En vivant le deuil, il entre dans un nouveau champ d’expérience qui lui fait toucher des aspects essentiels de sa vie. Le deuil révèle des interrogations métaphysiques qui rejoignent la quête de sens de son existence. L’intensité de sa souffrance est aussi forte que celle des tourments qui l’agitent. Il est au cœur d’un vortex de sentiments d’une telle amplitude qu’il a la sensation d’être quelqu’un à part. Cela peut renforcer son identité personnelle.
La perte de repères
Le décès de l’un des parents induit la perte des repères qui ont participé à l’édification de l’identité de l’adolescent. Sa base n’est pas menacée mais ce changement intervient à un moment de son développement psychologique où il a besoin de s’identifier au parent du même sexe et où il redéfinit sa relation avec le sexe opposé. Le deuil ajoute une difficulté supplémentaire à ce processus délicat. Il est dorénavant privé d’un référent avec lequel (ou contre-lequel) il pouvait se définir. Dans le domaine des relations affectives sociales, sexuelles, professionnelles, il ajustait ses choix en réaction à ce que montraient ses parents. Après le décès de son parent, il peut connaître une certaine confusion car il a perdu des repères. Il devra dorénavant s’appuyer sur ses intuitions pour poser des choix qui sont en cohérence avec ce qu’il est profondément et ce qu’il souhaite devenir.
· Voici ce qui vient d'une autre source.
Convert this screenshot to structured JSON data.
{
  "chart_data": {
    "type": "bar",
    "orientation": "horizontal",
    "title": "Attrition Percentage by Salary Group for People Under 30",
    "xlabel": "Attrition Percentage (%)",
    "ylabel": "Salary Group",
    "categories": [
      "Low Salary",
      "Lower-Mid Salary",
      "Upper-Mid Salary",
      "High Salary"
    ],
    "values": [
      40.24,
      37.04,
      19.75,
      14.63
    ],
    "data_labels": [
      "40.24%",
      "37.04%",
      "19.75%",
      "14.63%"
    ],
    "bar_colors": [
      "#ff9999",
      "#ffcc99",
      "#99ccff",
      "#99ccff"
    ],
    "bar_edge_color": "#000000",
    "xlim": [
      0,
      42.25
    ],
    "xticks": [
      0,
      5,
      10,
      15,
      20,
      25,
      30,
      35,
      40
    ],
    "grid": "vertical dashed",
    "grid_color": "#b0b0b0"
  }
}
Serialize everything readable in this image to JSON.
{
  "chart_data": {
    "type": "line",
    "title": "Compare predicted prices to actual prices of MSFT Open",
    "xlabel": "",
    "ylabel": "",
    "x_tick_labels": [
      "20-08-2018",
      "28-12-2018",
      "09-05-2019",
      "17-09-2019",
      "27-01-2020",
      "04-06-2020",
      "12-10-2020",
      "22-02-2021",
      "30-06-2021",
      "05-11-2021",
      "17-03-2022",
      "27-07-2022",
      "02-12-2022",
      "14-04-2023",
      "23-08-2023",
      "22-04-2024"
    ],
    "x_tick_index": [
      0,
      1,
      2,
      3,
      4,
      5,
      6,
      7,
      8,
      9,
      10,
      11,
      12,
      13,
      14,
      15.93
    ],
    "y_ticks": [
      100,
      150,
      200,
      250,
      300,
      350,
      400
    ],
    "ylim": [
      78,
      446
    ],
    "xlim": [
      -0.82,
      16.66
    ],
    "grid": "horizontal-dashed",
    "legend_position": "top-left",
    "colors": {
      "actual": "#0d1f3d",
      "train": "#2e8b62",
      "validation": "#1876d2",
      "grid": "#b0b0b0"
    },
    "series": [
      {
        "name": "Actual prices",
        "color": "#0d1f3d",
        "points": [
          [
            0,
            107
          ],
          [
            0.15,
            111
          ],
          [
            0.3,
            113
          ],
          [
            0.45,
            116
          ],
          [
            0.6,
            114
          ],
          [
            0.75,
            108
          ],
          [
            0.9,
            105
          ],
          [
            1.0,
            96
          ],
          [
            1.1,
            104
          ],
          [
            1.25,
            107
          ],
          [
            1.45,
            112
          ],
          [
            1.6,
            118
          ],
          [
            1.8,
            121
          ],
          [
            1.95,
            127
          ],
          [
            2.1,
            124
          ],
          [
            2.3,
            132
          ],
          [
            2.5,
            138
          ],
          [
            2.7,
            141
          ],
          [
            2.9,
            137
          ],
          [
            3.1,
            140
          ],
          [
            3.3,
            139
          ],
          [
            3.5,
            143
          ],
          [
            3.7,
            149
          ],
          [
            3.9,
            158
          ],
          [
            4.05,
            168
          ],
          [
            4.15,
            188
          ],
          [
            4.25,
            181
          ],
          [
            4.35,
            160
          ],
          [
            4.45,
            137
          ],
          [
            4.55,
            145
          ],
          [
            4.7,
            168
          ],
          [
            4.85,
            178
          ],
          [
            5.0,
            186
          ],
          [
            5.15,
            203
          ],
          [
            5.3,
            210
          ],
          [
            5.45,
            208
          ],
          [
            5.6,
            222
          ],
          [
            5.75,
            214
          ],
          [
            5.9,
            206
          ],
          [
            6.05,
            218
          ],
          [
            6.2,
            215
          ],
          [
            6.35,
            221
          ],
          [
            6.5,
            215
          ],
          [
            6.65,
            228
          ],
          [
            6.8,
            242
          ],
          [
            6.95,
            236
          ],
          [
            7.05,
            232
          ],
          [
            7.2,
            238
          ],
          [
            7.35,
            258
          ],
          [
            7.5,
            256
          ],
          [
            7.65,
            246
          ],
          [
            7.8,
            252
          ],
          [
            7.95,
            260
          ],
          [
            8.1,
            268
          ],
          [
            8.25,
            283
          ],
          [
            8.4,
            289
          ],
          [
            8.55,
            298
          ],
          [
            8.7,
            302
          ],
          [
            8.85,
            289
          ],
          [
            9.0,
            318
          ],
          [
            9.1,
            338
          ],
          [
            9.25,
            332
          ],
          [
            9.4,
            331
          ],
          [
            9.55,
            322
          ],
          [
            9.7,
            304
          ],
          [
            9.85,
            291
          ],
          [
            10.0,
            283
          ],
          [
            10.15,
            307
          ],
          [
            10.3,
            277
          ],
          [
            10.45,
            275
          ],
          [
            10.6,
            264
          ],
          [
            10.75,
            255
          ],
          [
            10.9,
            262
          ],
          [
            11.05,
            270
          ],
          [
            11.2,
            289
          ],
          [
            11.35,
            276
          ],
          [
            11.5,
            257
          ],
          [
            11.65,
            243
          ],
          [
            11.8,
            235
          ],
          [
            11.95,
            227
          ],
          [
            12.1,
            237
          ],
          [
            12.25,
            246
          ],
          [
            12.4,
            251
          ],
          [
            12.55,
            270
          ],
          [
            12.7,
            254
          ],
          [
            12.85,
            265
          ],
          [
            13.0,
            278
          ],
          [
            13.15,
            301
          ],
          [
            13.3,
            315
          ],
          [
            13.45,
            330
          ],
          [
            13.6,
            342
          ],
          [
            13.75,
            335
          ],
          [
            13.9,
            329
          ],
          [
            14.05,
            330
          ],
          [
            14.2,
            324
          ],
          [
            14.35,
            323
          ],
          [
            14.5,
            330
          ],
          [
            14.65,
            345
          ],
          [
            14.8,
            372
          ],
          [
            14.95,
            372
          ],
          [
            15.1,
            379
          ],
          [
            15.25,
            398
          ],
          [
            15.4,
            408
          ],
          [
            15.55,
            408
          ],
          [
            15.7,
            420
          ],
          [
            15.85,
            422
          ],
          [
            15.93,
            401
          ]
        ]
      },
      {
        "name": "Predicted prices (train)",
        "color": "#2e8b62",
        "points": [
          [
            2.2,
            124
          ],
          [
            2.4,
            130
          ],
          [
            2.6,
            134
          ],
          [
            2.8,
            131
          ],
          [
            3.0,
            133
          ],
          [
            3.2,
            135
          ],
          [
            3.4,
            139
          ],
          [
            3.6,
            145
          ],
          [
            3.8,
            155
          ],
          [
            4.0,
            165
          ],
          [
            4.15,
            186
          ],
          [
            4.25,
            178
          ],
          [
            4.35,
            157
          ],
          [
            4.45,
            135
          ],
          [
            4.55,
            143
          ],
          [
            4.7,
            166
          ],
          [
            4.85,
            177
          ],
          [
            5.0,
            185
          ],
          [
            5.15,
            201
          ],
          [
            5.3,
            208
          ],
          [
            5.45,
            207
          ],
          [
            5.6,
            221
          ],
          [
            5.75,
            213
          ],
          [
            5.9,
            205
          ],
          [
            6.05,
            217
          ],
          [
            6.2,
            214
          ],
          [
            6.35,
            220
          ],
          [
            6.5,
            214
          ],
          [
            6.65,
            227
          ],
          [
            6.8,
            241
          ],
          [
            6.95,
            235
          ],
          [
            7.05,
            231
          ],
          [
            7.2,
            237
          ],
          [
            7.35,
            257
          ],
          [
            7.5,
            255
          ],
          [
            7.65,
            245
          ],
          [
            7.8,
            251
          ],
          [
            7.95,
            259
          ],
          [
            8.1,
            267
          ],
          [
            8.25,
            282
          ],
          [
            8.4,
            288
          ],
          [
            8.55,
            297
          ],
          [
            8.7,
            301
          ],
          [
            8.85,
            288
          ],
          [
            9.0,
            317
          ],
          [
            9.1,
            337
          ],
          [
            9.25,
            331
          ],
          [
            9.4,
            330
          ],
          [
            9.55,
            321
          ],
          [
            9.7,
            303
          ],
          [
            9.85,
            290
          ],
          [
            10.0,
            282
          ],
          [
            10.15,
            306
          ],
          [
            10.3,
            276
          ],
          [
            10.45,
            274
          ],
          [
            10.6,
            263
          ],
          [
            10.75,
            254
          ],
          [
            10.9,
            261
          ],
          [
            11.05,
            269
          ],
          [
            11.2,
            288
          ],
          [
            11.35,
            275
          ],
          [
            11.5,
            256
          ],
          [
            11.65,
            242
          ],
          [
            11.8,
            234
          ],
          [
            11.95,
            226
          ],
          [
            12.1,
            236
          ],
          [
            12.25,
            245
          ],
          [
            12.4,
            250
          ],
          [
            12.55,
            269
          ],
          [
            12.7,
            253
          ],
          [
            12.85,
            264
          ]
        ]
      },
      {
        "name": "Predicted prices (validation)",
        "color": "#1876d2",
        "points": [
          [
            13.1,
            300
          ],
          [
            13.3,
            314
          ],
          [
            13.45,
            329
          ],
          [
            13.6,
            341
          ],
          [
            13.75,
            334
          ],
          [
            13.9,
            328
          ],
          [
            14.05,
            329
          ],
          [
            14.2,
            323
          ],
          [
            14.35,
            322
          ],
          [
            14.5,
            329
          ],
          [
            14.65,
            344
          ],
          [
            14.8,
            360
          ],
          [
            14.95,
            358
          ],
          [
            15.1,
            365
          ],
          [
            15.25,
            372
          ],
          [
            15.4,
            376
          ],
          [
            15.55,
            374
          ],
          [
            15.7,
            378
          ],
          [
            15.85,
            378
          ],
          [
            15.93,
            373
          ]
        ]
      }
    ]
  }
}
Des appuis hors du cercle familial
Il pourra également trouver des appuis à l’extérieur de sa famille. Comme nous l’avons précisé pour les enfants plus jeunes, c’est hors du cercle familial qu’il pourra rencontrer des personnes qui feront office de « substitut » du parent disparu : un oncle, une tante, un cousin, un(e) ami(e) de la famille, un professeur… Il trouvera en lui(elle) des comportements, des traits de caractère auxquels s’identifier et qu’il souhaitera intégrer dans sa personnalité. C’est une certaine responsabilité d’accompagner ainsi un adolescent, l’adulte devra agir avec finesse et respect, en trouvant la bonne distance.
Sa réaction face au nouveau conjoint de son parent
À fleur de peau, l’adolescent est totalement investi dans les valeurs d’authenticité, de transparence et de loyauté. Sa quête d’absolu ne laisse pas beaucoup de place aux compromis et à la tolérance. C’est pourquoi il pourra vivre comme une trahison la venue d’une nouvelle personne dans la famille en tant que nouveau conjoint du parent restant. Il pourra farouchement s’y opposer s’estimant le gardien de la mémoire du parent disparu. Il faudra avoir la sagesse de voir derrière la violence de ses propos, sa grande douleur et son besoin d’être rassuré sur le respect du souvenir du parent décédé. Il est important que le(la) nouvel(lle) ami(e) exprime qu’il n’est, bien sûr, pas question de remplacer son parent disparu, que jamais il(elle) ne se substituera à lui(elle).
La vie s’invite à chaque instant
Rassuré, il comprendra que l’amour a toujours sa place dans le cœur de son parent en deuil. Que la solitude pèse sur celui-ci, qu’il a besoin d’une nouvelle relation affective, que c’est un apaisement pour lui. L’adolescent comprend que lui-même ne peut suffire à combler ce besoin d’amour. Après l’avoir beaucoup rejetée, il considérera finalement la venue de cette nouvelle personne avec soulagement. Il n’aura plus à porter seul son parent meurtri par la perte de son conjoint. Il n’aura plus la responsabilité de le remplacer dans le cœur de ce parent. Et surtout, il reconnaîtra que la force de vie trouve toujours son chemin pour accueillir l’amour et la transformation à chaque instant.